A água começava a entrar em ebulição. E eu contemplava pensativo aquela chama azulada aquecendo o bule. O chiado da fervura me fazia pensar na mudança que os corpos sofrem ao serem limpados das suas impurezas:

- a água fervente matando as bactérias,

- o cadinho separando no fogo o ouro dos minérios menos nobres,

- o bisturi cortando o corpo em busca de células infectadas.


Creio que tudo o que é limpado sofre. Sofre a boa árvore frutífera ao ser podada, a parede suja ao ser sulcada pela lixa, o coração humano ao ser convidado a deixar sua cômoda vidinha para buscar as verdadeiras satisfações que saciam e que não passam.


Mas, isso dói. Quase tudo o que nos escapa do controle machuca, causa insegurança, insônia; traz amargura, até. Porque estamos mais do que habituados a olhar somente o que se pode ver, o que se pode tocar. O horizonte longínquo e as surpresas que ele esconde por trás da névoa do entardecer não nos desperta curiosidade. Só conta o que é visível, tangível, palpável. Se isso ocorre, está tudo bem. Se desaparece de nossa vista, é o caos.

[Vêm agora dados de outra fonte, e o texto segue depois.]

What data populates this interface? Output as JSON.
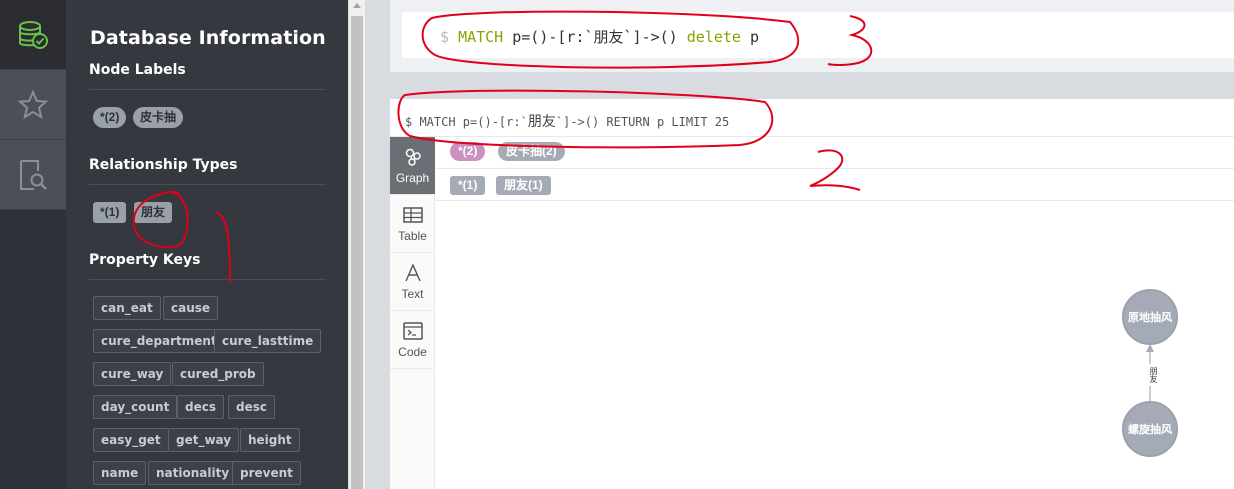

Parece que falta-nos o chão, o ar; para muitos a vida fica amarga, sem expectativa decente. Um reclama da economia e já ao seu lado faz-se coro de muitas vozes. Concordando, claro. Outros reclamam dos governantes, outros ainda do frio e muitos mais do calor. Porém, alguns de nós são diferentes.


Soube de um homem que tinha tudo para ser um desses amargos, um eterno frustrado por suas constantes trombadas com a vida. Na primeira tentativa de emprego o entrevistador lhe perguntara se teria sido capaz de tirar nota melhor no teste escrito. Disse que sim. Perdeu o emprego. “Por que não deu tudo de si, então? Por que deixou para depois?”, retorquiu o empregador. Bem, valeu a lição, pensou ele.


E aí candidatou-se a vereador em sua cidade. Perdeu. Depois, a prefeito. Perdeu. Ainda a deputado estadual. Nova queda. A federal. Hummm... A governador do estado. Nada! Tentou o senado. Novo banho. A presidente da república. Aí, ganhou. É, ganhou! Seu nome? Abraham Lincoln, um dos melhores presidentes que os Estados Unidos já teve.


Deus trabalha estranhamente nos corações. Faz crescer perdendo; corta um braço da árvore para dar-lhe um ramo melhor e com um fruto mais doce; faz-nos passar pela pobreza para conhecermos a verdadeira riqueza; permite-nos uma pandemia para fazer-nos enxergar o que é realmente importante nesta vida. Jesus disse: Todo ramo (...) que dá fruto, Ele o poda para que dê mais fruto ainda.


Uma vez livre das impurezas, o ouro vira lingote. Pesado e valioso. Mas, pouco antes era apenas pó misturado a outros pós, sujeira sem valor.


Que os dias ferventes pelos quais passamos sirvam-nos de sinal para os alegres que nos aguardam. E que não nos falte a coragem de prosseguir quando a derrota surgir na primeira eleição. Porque haverá muitas outras até chegarmos a presidente.